I should also add that rhote's view is a symptom of exactly the worldview described in the initial post- as there is no question of Rhote's position being that of an individual, it is simply a symptom of the defective, truthless culture. Thus, the sick evil of the deployment of Agent Orange is simply "a mistake"...an intellectual error, not a clear willed act of evil. Though far beyond this, truth is simply to be measured in gradations of truthlessness; it is in no sense a living reality of absolute value. And so, completely besides the whole point of the intellectual issue, he seeks to gain some kind of moral ground on the basis of the wrong political leader linked with the wrong chemical weapon, though fittingly this childish failure to discern the simple meaning of the language used was itself a symptom of this removal from truth. Through the filter of falseness, how can one hope to discern anything but falseness. Though repeating, in fairness to rhote he is simply a very typical symptom of this wallowing in truthlessness, rather than any example of an independent mind working on its own steam.

BrdlyHys said...

David Cronenberg seems to incorporate ideas of violation and modernism into his films in a graphically visual but somehow spiritually poorer way (Crash and Existenz are the ones I'm thinking about but glancing at his filmography I see I am unfamiliar with most of his work).

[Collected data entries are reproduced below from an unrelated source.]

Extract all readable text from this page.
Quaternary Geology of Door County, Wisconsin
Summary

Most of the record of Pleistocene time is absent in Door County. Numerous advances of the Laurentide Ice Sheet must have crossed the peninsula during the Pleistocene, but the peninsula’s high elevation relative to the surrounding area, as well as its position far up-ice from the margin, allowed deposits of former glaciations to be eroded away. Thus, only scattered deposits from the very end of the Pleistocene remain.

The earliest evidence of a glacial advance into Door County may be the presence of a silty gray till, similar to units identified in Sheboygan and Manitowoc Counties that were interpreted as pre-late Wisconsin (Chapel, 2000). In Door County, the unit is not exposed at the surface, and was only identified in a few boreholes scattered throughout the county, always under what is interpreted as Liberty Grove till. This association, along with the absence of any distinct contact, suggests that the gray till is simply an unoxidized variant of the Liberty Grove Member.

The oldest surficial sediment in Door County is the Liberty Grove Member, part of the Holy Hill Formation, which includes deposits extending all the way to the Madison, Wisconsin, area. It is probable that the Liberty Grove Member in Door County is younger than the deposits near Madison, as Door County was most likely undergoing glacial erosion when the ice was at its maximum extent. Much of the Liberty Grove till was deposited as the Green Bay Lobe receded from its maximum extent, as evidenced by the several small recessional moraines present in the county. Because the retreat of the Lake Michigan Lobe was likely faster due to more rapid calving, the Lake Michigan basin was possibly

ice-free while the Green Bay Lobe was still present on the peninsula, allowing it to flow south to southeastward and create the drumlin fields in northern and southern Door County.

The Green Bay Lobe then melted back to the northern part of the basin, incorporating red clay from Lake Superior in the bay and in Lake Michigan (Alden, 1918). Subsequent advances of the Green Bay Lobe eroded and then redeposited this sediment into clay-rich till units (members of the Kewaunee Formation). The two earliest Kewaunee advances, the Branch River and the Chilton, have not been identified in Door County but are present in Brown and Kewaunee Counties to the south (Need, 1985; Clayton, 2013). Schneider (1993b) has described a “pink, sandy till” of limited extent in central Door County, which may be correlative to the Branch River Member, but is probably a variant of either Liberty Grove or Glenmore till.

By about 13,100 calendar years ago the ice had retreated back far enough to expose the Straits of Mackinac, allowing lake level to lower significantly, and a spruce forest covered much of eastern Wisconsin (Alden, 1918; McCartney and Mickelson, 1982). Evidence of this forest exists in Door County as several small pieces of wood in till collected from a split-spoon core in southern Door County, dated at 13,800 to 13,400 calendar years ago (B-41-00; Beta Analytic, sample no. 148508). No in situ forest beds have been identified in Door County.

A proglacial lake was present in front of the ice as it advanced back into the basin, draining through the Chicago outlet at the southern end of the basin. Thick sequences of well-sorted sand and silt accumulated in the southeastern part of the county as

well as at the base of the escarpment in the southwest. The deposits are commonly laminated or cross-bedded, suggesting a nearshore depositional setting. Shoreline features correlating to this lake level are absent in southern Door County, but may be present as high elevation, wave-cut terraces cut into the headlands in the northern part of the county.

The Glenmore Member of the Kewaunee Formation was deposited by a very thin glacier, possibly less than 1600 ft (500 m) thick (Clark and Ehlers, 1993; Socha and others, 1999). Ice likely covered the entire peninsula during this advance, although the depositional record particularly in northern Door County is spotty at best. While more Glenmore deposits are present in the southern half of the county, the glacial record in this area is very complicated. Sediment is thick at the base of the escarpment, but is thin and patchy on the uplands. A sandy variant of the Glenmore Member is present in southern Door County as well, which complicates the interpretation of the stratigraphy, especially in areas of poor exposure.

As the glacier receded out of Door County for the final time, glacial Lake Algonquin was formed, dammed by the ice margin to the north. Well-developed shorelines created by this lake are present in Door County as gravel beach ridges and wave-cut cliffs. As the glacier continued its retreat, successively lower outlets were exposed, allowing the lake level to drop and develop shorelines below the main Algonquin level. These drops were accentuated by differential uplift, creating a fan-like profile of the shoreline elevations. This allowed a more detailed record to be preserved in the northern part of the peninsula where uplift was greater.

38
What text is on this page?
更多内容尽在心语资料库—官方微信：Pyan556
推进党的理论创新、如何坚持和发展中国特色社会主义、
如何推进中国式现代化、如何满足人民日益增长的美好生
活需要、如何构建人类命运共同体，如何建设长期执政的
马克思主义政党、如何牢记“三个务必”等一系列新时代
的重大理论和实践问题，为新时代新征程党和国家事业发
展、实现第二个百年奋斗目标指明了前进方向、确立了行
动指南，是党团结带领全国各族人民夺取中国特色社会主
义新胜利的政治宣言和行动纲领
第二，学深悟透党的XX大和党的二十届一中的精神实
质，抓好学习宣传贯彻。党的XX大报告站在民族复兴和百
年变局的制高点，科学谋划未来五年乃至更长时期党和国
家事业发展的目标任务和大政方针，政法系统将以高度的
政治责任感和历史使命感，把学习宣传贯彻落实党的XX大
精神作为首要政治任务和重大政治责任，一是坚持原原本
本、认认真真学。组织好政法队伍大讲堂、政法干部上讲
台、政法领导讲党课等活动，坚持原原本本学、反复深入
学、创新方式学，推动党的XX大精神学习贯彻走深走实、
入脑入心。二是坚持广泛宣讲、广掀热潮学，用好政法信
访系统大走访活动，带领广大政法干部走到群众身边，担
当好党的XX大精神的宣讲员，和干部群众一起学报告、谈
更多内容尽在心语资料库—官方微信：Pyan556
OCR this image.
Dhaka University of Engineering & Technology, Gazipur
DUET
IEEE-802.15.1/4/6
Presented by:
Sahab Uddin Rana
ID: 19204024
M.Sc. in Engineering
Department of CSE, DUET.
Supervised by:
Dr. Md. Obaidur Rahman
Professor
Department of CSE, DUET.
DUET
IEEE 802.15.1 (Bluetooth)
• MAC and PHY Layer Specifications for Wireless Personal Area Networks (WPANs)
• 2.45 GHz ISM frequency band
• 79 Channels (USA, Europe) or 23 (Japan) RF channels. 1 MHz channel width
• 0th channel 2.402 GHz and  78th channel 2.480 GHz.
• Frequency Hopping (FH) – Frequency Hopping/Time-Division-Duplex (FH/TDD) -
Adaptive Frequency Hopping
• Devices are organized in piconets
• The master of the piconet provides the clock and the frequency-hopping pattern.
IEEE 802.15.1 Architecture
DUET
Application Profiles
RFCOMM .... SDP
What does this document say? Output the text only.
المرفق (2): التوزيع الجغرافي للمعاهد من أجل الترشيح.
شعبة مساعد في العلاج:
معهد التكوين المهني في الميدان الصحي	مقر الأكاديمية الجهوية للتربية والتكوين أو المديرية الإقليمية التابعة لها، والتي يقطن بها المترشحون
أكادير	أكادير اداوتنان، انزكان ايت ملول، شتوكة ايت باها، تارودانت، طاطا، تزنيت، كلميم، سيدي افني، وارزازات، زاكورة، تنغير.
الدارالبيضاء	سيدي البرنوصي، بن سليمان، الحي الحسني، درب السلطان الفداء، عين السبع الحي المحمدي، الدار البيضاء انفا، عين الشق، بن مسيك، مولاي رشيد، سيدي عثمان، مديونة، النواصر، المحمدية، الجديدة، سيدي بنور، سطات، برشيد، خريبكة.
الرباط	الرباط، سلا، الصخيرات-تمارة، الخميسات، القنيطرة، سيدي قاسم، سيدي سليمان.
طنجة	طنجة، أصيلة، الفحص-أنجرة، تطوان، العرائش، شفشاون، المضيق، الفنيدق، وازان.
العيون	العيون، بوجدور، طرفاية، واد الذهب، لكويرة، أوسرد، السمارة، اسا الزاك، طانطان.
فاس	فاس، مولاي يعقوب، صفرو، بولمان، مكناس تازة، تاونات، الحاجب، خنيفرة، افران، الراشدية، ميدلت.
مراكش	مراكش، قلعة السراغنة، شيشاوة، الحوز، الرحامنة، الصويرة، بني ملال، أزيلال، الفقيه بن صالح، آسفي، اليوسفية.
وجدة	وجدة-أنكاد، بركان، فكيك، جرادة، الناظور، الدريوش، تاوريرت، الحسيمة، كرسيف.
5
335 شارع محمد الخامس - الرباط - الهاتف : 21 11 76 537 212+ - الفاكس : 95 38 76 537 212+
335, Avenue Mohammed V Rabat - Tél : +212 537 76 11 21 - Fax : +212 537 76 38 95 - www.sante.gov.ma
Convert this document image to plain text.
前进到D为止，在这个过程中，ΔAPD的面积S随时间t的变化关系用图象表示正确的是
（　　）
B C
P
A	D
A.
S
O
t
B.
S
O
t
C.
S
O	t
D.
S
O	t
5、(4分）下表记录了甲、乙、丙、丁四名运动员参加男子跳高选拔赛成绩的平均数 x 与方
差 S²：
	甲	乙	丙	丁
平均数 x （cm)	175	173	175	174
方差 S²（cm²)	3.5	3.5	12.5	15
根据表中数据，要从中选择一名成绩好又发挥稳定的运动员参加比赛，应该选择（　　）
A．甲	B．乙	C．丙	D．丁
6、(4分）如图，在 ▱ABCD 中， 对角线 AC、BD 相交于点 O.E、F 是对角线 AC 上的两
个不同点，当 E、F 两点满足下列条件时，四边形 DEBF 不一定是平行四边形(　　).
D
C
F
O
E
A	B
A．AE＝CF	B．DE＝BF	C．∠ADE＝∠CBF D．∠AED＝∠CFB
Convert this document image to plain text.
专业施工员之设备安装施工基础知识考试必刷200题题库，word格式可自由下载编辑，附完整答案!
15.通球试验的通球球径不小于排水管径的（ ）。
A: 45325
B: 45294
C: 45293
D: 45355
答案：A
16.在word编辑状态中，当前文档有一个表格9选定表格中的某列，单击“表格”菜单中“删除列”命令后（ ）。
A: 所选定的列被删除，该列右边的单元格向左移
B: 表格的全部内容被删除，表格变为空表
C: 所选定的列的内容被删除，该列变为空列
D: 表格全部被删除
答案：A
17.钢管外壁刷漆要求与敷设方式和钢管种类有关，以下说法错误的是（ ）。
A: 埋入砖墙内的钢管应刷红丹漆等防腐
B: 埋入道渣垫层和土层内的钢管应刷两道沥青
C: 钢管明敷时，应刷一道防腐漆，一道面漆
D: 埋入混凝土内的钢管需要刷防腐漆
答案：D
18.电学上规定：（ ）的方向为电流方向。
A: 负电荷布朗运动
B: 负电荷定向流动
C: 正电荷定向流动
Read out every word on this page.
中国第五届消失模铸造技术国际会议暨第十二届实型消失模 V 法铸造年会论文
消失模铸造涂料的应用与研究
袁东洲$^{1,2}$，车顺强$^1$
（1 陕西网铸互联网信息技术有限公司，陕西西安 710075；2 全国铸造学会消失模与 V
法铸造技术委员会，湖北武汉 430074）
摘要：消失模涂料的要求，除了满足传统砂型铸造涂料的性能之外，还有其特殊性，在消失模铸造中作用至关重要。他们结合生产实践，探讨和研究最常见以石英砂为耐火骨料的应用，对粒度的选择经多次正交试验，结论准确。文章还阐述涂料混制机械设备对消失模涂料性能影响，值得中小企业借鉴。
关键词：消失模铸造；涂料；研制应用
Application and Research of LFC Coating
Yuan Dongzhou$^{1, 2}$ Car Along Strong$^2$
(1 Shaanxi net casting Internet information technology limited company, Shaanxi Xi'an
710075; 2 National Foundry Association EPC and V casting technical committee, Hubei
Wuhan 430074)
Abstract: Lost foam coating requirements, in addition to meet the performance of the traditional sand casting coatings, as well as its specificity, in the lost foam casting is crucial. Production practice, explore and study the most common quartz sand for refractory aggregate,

It might be his object, though, to reflect the spiritual staleness of life in the U.S. Still, the images of bodies being impaled has a provocative value that may in some situations lead to reflection, kind of like Bill Hick's statement about sucking Satan's cock.

As a personal response to the apparent reign of Satan, I hope you are wrong. The first substantive criticism I can think of, however, is that I always thought that evil had to be self-conscious, and feel there is reason to believe that those responsible for the atrocities being carried out by American forces are not fully conscious of how nefarious they are. Granted, there could be self-delusion on their part--meaning they make a very conscious effort not to fully examine the consequences and essence of their actions, but we can't really know, can we?

I am hesitant to speak of evil because I think its germ exists in all of us, in sort of a parallel way to the ideas of Giordano Bruno, who was burned at the stake for preaching that God exists in all things.

Simone Weil formulated a moral theory by which evil is likened to gravity, and goodness to grace. Evil wins in most cases but is kept in check by grace, preserving the remarkable balance of opposing tensions in which we exist.

So I am tempted to say that we should concentrate on cultivating grace and leave the judging to God, but it seems to me that cultivating grace is exactly what your blog does by refusing to let ignominy (or idiocy--sorry rhotel1) be comfortably forgotten on one hand and making so many references to enlightened individuals.

Andrew said...

Though I must admit I hated Cronenberg's Crash probably more than any other film I've seen. Whatever it was about/against, I couldn't feel any sense of the truth, humanity which saturate Tarkovsky's works.

I tried to suggest a little of the broadness of what can be understood by Satan- whether real or not, an incarnation of evil within a pesonality. Evil being dedication to unreality, truthlessness pushed to the logical extreme. And mainstream western culture could certainly, as said in The Sacrifice, to be dedicated to these kind of things.
That this possibility of evil is part of the human inner landscape is certain, & thru going down its pathways, one presumably becomes taken over by it, possessed by it. It's simultaneously an inner reality & external force.
I think it's pretty clear these people at the centre of power know what they're doing, they are working towards goals, but simulatneously they can be almost human shells, possessed as suggested by Dostoevsky in "Demons."

Alot of very suggestive off-air footage in this film Spin,compliled from the election campaign that first got Clinton elected.